Fuel, Food and Fat - Confluence of the “F” crises
Ordinarily, the price of food is not part of the conversation when finance ministers meet. But on April 12 and 13, at the spring meetings of the International Monetary Fund and World Bank in Washington, D.C., ministers tackled the subject with urgency. Two days of rioting in Haiti earlier in the month had left four people dead in the latest outbreak of unrest worldwide related to soaring food prices. Over the past year, food-related violence has erupted in Burkina Faso, Cameroon, Egypt, India, Indonesia, Italy, Ivory Coast, Mauritania, Mexico, Mozambique, Senegal, Uzbekistan and Yemen. Last year, Argentineans boycotted tomatoes during presidential elections when the vegetable became more expensive than meat; Italian shoppers boycotted pasta for a day to protest rising prices and the Russian government froze the price of milk, bread and other foods in advance of parliamentary elections.
World Bank President Robert Zoellick says world food prices have risen 80 percent over the past three years, threatening to push 100 million people in low-income countries deeper into poverty. Time magazine painted this picture in February: “From Mexico to Pakistan, protests have turned violent. Rioters tore through three cities in the West African nation of Burkina Faso last month, burning government buildings and looting stores. Days later in Cameroon, a taxi drivers’ strike over fuel prices mutated into a massive protest about food prices, leaving around 20 people dead. Similar protests exploded in Senegal and Mauritania late last year. And Indian protesters burned hundreds of food-ration stores in West Bengal last October, accusing the owners of selling government-subsidized food on the lucrative black market.”
In Washington, the finance ministers vowed to combat high food prices with a “New Deal on Global Food Policy” that’s still to be worked out. But with relatively little to show from half a century of IMF/World Bank economic and monetary policies, developing nations may be reluctant to abide by whatever that new deal prescribes.
With global stockpiles of some basics at their lowest point in decades, the World Food Program, the world’s largest humanitarian agency, made an “extraordinary emergency appeal” for $500 million, saying the money is needed by May 1 to avoid cutting rations to the poorest nations. “A new face of hunger is emerging: even where food is available on the shelves, there are now more and more people who simply cannot afford it,” says Josette Sheeran, the program’s executive director.
Blame the soaring food prices on spiraling oil prices — topping $100 a barrel recently — that pushed up the cost of fertilizers and the cost of trucking food from farms to local markets and shipping it abroad. Blame them on greater demand for food in China and India, where many no longer grow their own food and have the money to buy lots of it. Blame them also on climate changes, in which prolonged droughts, floods, deep frosts and record warmth have disrupted harvests across the globe. Blame them, too, on the push to produce biofuels as an alternative to hydrocarbons that have lured thousands of farmers away from growing crops for food.
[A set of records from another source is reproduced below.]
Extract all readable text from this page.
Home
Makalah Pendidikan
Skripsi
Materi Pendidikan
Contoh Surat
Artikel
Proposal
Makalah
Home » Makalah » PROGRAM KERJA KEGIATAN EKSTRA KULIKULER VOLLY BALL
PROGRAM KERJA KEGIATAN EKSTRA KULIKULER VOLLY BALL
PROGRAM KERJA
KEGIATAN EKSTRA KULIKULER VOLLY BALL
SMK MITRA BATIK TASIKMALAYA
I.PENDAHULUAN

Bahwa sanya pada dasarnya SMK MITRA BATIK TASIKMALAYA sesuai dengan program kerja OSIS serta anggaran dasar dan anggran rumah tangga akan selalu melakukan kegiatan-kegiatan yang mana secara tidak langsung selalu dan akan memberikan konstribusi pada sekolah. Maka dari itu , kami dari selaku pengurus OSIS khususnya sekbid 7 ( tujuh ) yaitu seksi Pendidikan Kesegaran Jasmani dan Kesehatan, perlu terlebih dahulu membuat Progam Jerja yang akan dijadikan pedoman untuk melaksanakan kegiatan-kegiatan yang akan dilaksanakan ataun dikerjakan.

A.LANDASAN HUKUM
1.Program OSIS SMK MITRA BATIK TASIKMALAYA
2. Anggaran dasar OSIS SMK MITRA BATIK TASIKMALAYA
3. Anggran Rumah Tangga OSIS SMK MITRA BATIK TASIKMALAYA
Against this backdrop, an obesity epidemic seems obscene. According to the World Health Organization, globally there are more than one billion overweight adults, at least 300 million of whom are obese. The organization ties this to rising incomes; urbanization, with its diets of higher proportions of fats, saturated fats and sugars; less physically demanding work; technology in the home; and more passive leisure pursuits.
The end to each of these crises — skyrocketing fuel prices, food prices and body fat — is nowhere in sight.